Vielen Dank, Steve!
“If you live every day as if it was your last, someday you’ll most certainly be right” Steve Jobs quoted an anonymous source in his speech to the Stanford graduating class in 2005. Yesterday was the day Steve was right and the world lost one of its true creative geniuses – a man who has changed each and every one of our lives in important and lasting ways. And not just with his disruptive products like the Mac and the iPod, iPhone, and iPad. Those are some of his innovative tools, but the real innovation was in how we relate to one another.
I imagine everyone recognizes that the way we interact has changed with iPhone and iPad. Steve gave us the gift of a great communication experience. For blind people, like me, it is more than that. Steve Jobs opened that modern world fully to me and people like me by making the full experience of his products accessible, out of the box. He had the vision to see me as a customer who wanted to be treated like any other customer and gave me the privilege of walking in a store and paying retail for a product off the shelf that immediately gave me the same access and experience as any person with sight.
If the marketplace were a religion, as I guess it is for some, Steve Jobs deserves to be canonized, not just for his unbelievable marketing successes but for his wisdom and foresight to reach out to the whole market. I can assure you that blind people everywhere would pause before his statue and say a prayer of thanks to whatever deity we believe in for giving us Steve Jobs.
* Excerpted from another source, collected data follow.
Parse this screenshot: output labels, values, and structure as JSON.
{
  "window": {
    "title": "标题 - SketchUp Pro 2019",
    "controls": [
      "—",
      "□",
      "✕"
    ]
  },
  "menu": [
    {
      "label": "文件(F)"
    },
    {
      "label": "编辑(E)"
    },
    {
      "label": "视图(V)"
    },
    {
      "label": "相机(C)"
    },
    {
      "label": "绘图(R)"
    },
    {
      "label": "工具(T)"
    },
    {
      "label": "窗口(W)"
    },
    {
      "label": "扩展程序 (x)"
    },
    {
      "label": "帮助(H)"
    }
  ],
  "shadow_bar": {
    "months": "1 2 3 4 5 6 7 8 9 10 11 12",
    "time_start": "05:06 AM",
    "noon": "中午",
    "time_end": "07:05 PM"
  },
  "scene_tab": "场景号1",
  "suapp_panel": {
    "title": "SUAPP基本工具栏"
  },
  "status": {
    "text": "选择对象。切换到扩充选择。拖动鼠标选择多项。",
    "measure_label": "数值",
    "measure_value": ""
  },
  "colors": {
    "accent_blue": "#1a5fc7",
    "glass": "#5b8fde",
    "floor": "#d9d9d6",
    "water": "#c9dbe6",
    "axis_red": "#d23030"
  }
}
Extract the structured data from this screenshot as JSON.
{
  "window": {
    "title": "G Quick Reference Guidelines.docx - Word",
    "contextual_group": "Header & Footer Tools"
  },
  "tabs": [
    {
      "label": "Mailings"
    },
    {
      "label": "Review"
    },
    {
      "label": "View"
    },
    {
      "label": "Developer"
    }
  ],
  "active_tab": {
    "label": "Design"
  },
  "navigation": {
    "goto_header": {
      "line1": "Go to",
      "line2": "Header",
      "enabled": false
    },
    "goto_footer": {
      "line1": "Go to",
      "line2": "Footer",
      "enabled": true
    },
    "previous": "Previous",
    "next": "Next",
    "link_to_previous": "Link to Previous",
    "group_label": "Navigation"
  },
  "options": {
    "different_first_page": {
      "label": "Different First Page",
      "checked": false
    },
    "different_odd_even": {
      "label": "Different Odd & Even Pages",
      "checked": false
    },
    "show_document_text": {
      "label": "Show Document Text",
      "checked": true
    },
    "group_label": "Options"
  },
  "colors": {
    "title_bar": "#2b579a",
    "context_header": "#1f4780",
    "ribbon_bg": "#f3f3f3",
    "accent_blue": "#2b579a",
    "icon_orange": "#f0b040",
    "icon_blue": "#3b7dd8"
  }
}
Steve used the quote above to talk about his diagnosis with pancreatic cancer, which is what eventually claimed him six years later, but not until he had seen Apple for one brief shining moment rise to be the most valued company on the planet. Not bad for a guy who didn’t graduate from college and who, twenty-five years ago, was fired from Apple, the company he and Steve Wozniak founded. He talked about how dropping out of college and getting fired from Apple were some of the best things that happened to him, opening up new vistas and freeing him to pursue what he loved with the freshness of beginning anew.
It was an inspiring speech that spoke to my heart and I’m sure the hearts of every student sitting in that great outdoor coliseum. And maybe the most important thing he said was that “no one wants to die. Even those who want to go to heaven don’t want to die to get there.” But he added that dying was one of the great gifts of life because it cleared out the old and made way for the new.
And now Steve has cleared out and that leaves us with the challenge of making new experiential products even better than the gifts Steve brought us. And as he said, there is no time to waste because our time to be “cleared out” will soon be upon us. They seem impossibly large shoes to fill and yet if we follow his guidance and “do what we love,” how can we fail?
Rest in peace Steve! You will be missed! All we can do now is try our best to keep your dream of a magical user experience alive.